BRÈVE SYNTHÈSE SUR LA PROBLÉMATIQUE

DU MARIAGE DES PROTESTANTS

SOUS L’ANCIEN RÉGIME

par Robert POINARD, professeur de droit canonique, d’histoire de l’Église et d’histoire des institutions religieuses

SECONDE PÉRIODE : 1685 – 1724

 

La pré-révocation :

La période qui précède la révocation de l’édit de Nantes frappe le juriste par ses contradictions. L’année 1685 est l’année de toutes les folies, de toutes les incohérences. Du printemps à l’automne les textes de loi se succèdent dans la confusion qui montrent l’embarras du législateur face au double problème distinct de la célébration et de la juridiction, mais aussi, dans une monarchie de droit divin à soubassement théologique catholique, de l’imbrication du religieux et du politique.

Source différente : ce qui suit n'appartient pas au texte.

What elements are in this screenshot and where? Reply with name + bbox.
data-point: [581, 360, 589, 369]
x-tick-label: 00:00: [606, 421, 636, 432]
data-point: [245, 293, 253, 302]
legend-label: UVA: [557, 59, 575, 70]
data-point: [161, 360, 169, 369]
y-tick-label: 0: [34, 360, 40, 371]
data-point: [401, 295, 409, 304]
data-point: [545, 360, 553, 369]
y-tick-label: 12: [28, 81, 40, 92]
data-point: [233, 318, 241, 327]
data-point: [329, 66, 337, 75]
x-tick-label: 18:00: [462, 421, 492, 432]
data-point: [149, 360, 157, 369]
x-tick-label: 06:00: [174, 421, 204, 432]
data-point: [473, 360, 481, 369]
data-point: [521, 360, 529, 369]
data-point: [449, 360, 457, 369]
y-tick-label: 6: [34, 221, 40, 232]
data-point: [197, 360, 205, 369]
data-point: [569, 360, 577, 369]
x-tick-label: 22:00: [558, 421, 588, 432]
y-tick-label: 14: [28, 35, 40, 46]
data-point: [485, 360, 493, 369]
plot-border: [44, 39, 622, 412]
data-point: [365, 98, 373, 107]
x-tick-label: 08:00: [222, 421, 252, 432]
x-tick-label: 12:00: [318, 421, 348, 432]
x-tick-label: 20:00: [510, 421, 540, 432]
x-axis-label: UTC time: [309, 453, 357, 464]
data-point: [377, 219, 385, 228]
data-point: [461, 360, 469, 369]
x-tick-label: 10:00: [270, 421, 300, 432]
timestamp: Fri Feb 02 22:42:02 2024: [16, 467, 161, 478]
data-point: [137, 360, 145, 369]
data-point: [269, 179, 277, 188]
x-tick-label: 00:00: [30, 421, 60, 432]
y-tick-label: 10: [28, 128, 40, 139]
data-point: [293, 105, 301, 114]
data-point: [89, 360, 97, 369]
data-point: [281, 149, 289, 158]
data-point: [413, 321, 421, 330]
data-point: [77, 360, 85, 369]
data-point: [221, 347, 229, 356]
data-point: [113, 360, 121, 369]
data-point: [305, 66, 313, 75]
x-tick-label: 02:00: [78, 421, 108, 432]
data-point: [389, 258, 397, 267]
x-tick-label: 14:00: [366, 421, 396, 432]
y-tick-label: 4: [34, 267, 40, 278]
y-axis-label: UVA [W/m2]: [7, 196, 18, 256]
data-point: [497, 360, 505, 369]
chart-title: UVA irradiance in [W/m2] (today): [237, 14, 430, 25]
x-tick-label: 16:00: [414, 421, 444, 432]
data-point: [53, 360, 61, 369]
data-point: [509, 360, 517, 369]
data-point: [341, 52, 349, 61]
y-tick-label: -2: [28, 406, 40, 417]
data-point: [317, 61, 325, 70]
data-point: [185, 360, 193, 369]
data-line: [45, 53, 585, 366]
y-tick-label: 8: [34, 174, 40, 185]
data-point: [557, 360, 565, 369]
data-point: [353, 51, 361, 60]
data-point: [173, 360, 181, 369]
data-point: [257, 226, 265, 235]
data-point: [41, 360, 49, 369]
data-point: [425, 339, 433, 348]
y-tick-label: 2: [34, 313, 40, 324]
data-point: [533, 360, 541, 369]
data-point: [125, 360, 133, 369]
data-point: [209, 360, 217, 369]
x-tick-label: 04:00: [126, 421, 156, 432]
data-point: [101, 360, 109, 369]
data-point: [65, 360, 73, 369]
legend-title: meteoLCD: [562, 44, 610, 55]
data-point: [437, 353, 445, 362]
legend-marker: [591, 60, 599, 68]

Ainsi, l’édit de juin 1685 oblige les protestants à faire baptiser leurs enfants sous peine de condamnation à 400 livres d’amende (le baptême permet d’inscrire la naissance légale), alors même qu’on a commencé à fermer les temples, à chasser les pasteurs et qu’il devient matériellement impossible de procéder au baptême avec utilisation de l’état civil légal protestant. Les ministres ont souvent emporté les registres en quittant le pays ou les ont mis en lieu sûr. Or, parallèlement, à la requête des évêques qui s’inquiètent de tous ces enfants restés sans baptême (et sans existence légale…), le roi refuse que les protestants loyaux fassent baptiser leurs enfants par un prêtre catholique alors que ces parents voudraient simplement, leur pasteur étant parti en exil, se mettre en règle avec la loi divine et la loi civile…

Pour tenter de remédier à ces inconvénients fâcheux, le nouvel édit du 15 septembre 1685 prétend contrôler et réglementer l’état civil protestant tout en interdisant le culte réformé. L’édit prohibe donc la célébration publique du mariage protestant mais en autorise toutefois la célébration privée selon des formes légales précises (contrat de mariage notarié, bénédiction du pasteur, déclaration au juge royal devant quatre témoins). Encore faudrait-il trouver un pasteur… Il s’agit donc bien d’interdire le culte mais de ne pas se retrouver dans un vide juridique qui laisserait sans état civil un grand nombre de sujets… Mais la nouvelle mesure sera de très courte durée : un mois plus tard, le 18 octobre, par l’édit de Fontainebleau, toute la législation concernant les protestants est purement et simplement abolie en un texte de quelques brefs articles, laissant subsister pour des décennies d’énormes problèmes juridiques et humains…

Cette courte période, du printemps à l’automne 1685, permet de saisir combien le roi devait subir d’influences diverses et contradictoires, à la limite de l’incohérence politique. Les décisions n’ont visiblement pas été prises dans la sérénité mais dans un climat de confusion que la lecture des divers textes du moment laisse pressentir…

 

La révocation et ses conséquences juridiques :

L’édit de révocation, dit de Fontainebleau, annule la totalité des dispositions des édits antérieurs de Nantes (1598) et de Nîmes (1629). Il n’existe plus de protestantisme en France et, comme à la braderie, tout doit disparaître : biens et personnes. Ceux qui ne se plient pas aux nouvelles dispositions seront poursuivis des rigueurs de la loi (ou devront quitter le royaume) et ceux qui restent devront se soumettre. Ce sont les fameux "nouveaux réunis" ou "nouveaux convertis" (ou "nouveaux catholiques") qui reprennent par obligation le chemin des églises catholiques. Enfin, l’ultime article 12, que l’on oublie souvent de citer, a vraiment de quoi surprendre : la liberté de conscience reste acquise au huguenot pourvu qu’il le demeure en privé ! On va donc s’engager effectivement dans une longue période de double jeu dont personne ne sera dupe (et surtout pas les curés de campagne qui connaissent tout leur monde), hypocrisie qui perdurera pratiquement jusqu’au règne de Louis XVI.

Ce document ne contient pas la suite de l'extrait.